The feeling of exultation so common to artists who finally reach the goal of their ambition was wanting in Diotti this morning. He could not rid himself of the memory of Sanders' tragic death. The figure of the old man clutching the violin and staring with gla.s.sy eyes into the dying fire would not away.
When he reached the hotel he tried to rest, but his excited brain banished every thought of slumber. Restlessly he moved about the room, and finally dressing, he left the hotel for his daily call on Mildred.
It was after five o'clock when he arrived. She received him coldly and without any mark of affection.
She had heard of Mr. Sanders' death; her father had sent word. "It shocked me greatly," she said; "but perhaps the old man is happier in a world far from strife and care. When we realize all the misery there is in this world we often wonder why we should care to live." Her tone was despondent, her face was drawn and blanched, and her eyes gave evidence of weeping.
Diotti divined that something beyond sympathy for old Sanders' sudden death racked her soul. He went toward her and lovingly taking her hands, bent low and pressed his lips to them; they were cold as marble.
"Darling," he said; "something has made you unhappy. What is it?"
"Tell me, Angelo, and truly; is your violin like other violins?"
This unexpected question came so suddenly he could not control his agitation.
"Why do you ask?" he said.
"You must answer me directly!"
"No, Mildred; my violin is different from any other I have ever seen,"
this hesitatingly and with great effort at composure.
"In what way is it different?" she almost demanded.

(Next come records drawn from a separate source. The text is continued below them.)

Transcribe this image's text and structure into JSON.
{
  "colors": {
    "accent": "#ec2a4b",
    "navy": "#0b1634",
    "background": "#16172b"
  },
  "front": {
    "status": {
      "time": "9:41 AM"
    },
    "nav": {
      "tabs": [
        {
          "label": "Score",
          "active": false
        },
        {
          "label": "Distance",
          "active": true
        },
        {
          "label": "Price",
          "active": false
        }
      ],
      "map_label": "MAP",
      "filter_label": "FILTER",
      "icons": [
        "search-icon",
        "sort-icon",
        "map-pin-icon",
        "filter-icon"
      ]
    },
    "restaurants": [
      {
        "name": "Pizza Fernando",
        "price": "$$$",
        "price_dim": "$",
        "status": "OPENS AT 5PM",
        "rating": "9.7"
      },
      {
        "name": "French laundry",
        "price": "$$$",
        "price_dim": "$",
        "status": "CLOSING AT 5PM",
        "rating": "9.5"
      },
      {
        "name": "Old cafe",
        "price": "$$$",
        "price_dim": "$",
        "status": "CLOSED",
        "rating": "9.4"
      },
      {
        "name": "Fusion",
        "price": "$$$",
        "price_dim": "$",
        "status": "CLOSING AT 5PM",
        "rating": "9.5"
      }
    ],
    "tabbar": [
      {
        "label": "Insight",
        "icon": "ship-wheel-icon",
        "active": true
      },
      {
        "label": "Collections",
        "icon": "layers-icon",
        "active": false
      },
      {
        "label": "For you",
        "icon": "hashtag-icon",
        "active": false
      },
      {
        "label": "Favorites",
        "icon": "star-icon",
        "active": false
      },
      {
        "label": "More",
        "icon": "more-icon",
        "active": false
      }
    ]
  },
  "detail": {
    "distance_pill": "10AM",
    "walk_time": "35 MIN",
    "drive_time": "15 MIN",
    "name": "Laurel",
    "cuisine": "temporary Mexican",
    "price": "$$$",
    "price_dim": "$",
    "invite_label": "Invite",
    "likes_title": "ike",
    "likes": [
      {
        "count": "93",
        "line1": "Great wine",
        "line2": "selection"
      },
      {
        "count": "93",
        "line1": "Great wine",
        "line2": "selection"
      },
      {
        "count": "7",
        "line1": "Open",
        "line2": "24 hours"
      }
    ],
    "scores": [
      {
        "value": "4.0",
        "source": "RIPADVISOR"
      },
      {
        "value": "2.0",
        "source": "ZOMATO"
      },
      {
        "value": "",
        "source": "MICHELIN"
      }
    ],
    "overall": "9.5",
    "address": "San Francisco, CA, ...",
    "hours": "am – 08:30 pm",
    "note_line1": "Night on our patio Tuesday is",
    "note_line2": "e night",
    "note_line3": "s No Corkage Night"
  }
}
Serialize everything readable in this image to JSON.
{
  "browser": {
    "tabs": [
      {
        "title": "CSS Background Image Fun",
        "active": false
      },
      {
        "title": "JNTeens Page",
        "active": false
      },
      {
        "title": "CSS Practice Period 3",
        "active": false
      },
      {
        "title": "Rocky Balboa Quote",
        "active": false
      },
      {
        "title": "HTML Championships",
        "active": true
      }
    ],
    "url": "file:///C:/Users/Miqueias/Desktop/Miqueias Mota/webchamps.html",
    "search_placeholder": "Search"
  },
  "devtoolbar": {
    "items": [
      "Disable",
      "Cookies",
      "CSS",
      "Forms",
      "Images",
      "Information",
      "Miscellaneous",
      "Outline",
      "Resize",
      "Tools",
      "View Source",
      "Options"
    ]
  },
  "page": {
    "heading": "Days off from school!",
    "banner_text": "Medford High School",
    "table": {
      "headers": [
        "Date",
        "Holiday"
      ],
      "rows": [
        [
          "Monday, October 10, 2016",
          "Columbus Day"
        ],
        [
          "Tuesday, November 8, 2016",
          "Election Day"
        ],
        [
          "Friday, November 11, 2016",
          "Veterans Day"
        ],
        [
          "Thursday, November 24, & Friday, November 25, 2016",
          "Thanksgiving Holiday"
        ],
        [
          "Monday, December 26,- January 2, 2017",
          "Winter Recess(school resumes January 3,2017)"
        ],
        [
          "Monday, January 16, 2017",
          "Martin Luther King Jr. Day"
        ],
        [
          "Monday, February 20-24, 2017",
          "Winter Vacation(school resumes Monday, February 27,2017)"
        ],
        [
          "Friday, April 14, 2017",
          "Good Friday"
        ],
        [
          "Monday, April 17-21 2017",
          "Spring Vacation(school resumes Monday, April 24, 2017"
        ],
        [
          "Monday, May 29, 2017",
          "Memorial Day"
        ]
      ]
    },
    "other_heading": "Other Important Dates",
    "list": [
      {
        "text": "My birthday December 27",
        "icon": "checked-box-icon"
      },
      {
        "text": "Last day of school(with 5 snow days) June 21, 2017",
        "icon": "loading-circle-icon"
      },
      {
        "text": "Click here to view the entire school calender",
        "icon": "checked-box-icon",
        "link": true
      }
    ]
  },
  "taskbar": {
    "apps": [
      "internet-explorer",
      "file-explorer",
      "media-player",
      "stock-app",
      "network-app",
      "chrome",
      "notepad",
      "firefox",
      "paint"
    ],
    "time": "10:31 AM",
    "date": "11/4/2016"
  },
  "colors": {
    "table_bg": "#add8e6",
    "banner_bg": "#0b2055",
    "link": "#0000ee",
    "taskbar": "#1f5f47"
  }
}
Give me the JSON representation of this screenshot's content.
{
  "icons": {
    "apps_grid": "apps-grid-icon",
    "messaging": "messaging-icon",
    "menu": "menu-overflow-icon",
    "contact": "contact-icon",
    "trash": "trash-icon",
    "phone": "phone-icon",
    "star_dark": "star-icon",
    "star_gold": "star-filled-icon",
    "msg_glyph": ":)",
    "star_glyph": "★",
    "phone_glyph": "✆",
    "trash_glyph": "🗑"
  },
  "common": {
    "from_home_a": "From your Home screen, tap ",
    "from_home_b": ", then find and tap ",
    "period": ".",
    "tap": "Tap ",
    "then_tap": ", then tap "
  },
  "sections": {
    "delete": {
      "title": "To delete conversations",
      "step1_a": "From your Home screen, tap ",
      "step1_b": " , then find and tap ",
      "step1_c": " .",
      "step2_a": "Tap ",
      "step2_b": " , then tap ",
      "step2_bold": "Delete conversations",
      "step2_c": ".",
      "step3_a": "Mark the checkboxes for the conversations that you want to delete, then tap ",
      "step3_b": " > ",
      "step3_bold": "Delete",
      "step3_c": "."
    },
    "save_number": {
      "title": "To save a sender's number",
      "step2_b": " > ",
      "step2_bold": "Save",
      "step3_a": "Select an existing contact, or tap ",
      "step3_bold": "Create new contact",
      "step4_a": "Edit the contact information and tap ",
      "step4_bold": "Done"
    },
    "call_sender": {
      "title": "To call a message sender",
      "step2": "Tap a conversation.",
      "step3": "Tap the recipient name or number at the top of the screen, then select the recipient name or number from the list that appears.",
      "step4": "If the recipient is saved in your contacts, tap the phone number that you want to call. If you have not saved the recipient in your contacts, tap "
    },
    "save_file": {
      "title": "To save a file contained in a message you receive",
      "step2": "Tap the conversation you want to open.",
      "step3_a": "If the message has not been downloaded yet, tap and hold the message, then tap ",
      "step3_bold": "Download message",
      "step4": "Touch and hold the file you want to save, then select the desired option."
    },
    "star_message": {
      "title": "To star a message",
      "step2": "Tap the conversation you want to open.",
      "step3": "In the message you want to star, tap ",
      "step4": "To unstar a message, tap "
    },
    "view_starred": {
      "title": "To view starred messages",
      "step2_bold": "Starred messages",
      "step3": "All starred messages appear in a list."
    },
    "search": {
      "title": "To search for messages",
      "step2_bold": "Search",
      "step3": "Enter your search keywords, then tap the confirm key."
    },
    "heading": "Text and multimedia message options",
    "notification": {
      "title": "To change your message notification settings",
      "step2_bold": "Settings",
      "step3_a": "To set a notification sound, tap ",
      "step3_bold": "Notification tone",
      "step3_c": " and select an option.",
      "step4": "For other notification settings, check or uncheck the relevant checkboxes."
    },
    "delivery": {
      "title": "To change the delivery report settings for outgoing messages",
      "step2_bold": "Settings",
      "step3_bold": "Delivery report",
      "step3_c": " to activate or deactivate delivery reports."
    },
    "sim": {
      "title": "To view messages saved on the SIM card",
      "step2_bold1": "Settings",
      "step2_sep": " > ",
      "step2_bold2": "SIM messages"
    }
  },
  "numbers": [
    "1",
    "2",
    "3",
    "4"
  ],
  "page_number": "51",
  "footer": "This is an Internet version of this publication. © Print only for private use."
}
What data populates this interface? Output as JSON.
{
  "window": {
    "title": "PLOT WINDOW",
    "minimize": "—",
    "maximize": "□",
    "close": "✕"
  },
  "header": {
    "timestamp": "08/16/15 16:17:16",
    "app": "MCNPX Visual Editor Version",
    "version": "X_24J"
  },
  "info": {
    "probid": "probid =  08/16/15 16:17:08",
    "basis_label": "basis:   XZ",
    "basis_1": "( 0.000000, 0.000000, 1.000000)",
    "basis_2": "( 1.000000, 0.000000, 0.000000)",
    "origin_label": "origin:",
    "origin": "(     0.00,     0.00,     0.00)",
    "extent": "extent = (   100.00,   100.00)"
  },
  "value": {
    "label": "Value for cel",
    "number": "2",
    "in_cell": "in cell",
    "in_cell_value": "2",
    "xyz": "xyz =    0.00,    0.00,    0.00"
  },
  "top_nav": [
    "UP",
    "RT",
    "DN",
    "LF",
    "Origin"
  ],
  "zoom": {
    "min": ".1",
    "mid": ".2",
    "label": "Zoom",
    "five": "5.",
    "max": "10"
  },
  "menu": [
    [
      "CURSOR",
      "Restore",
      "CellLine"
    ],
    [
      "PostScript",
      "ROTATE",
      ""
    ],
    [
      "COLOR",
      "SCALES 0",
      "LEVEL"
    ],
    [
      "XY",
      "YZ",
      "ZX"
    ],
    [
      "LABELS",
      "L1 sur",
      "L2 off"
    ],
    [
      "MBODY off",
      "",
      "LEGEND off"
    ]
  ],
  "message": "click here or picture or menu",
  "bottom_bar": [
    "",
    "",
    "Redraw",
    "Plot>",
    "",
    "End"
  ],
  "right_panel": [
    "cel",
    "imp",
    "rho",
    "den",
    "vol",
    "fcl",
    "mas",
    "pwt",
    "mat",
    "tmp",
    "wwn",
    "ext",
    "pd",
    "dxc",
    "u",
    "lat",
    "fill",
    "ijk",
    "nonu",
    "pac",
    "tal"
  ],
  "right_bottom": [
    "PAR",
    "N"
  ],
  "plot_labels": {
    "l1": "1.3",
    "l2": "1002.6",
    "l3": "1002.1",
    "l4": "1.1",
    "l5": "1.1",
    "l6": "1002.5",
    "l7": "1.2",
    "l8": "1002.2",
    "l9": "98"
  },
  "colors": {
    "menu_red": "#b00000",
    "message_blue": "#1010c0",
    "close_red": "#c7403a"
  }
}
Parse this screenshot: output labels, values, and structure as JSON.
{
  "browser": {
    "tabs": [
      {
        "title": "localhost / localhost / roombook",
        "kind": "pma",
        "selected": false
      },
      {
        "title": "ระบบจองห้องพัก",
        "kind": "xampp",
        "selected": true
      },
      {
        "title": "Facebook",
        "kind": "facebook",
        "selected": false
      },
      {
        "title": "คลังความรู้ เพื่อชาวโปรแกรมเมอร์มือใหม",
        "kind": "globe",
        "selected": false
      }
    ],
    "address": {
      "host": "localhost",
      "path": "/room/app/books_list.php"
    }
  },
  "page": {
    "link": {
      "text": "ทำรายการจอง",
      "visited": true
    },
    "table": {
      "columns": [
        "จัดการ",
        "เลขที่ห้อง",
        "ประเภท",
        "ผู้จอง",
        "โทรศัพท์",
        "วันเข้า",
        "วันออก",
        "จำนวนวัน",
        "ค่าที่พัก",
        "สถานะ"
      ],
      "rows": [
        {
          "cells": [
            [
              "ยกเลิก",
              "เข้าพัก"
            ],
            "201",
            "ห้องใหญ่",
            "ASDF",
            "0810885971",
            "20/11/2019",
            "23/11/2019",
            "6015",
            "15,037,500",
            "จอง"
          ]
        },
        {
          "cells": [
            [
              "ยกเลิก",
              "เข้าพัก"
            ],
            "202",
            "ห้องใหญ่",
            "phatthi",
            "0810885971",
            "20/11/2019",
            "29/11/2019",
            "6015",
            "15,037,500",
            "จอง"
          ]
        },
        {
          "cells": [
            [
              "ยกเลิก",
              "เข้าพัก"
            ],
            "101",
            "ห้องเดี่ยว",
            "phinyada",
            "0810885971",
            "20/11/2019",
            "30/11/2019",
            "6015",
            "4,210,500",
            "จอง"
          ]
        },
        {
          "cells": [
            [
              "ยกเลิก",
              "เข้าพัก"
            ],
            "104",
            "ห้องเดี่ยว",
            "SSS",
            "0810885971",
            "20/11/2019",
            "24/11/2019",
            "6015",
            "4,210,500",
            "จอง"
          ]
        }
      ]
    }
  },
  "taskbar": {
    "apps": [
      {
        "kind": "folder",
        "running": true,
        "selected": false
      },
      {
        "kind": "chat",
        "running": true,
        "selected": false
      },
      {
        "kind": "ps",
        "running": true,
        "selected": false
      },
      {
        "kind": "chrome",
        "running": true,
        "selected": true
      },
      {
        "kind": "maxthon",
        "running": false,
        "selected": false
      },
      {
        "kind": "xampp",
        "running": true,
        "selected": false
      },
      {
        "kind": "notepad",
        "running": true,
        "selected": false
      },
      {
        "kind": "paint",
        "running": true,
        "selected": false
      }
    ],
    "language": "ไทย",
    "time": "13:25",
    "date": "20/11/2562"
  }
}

"It is peculiarly constructed; it has an extra string. But why this sudden interest in the violin? Let us talk of you, of me, of both, of our future," said he with enforced cheerfulness.
"No, we will talk of the violin. Of what use is the extra string?"
"None whatever," was the quick reply.
"Then why not cut it off?"
"No, no, Mildred; you do not understand," he cried; "I can not do that."
"You can not do it when I ask it?" she exclaimed.